Yes. Often it is not a case of configuration: the changes that would need to be made (whether for vendor or for in-house interceptors) are rather comprehensive to implement, ie see this https://github.com/sbt/sbt-maven-resolver/blob/master/src/main/java/org/apache/maven/repository/internal/SbtArtifactDescriptorReader.java and also this https://github.com/sbt/sbt/pull/1793/files

Justifying and getting this sort of changes approved is a multi-month effort (from experience) -- if it were for a hugely popular language it would be easier but Scala often doesn't exceed even 1% of an org's developer headcount. There's also a Catch 22: people gravitate to tools that work out of the box, thus keeping that %-age down. Especially relevant to Scala.js which only easily works nicely with SBT (and IMO is far more suitable to enterprise apps than any other front-end stack out there).

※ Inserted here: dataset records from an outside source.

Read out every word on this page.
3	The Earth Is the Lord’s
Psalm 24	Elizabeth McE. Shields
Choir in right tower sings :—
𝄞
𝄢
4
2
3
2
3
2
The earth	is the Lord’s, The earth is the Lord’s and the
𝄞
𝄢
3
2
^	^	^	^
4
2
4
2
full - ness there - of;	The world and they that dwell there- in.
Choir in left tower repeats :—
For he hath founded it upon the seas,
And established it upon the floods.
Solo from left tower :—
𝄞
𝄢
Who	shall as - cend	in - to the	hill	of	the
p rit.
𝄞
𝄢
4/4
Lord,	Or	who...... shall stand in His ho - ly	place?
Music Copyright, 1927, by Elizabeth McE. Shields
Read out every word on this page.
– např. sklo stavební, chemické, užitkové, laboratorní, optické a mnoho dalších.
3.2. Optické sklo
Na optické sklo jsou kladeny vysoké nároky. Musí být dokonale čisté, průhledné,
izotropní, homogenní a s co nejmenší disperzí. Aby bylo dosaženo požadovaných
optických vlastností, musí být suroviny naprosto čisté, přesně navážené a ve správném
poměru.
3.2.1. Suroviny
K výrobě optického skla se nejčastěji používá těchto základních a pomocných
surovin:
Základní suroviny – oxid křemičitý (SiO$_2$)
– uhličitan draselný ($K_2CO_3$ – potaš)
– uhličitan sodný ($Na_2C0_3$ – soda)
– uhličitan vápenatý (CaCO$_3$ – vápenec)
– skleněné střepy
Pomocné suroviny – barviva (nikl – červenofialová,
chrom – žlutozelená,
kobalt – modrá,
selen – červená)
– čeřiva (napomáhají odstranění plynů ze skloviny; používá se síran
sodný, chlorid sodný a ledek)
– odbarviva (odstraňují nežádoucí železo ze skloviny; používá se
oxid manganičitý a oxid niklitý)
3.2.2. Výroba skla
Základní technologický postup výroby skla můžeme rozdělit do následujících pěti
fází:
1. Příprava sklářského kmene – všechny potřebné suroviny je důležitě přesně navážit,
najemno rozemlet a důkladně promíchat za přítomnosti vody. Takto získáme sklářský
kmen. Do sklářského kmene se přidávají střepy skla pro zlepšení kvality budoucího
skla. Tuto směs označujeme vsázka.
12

What about plugins that depend on other plugins?

This is an edge case that is not supported due to potential resolution and conflict issues. VSPP is really about providing an interim fix for enabling the key parts of Scala/SBT to even be functional in enterprise environments -- before SBT 2 fixes the issue fully. Without these key plugins, users run out of alternatives, and in fact it is much simpler for them to just move to use Kotlin/TypeScript instead. sbt-crossproject, sbt-web and playframework would be the main ones, however we are not targeting those as alternatives exist.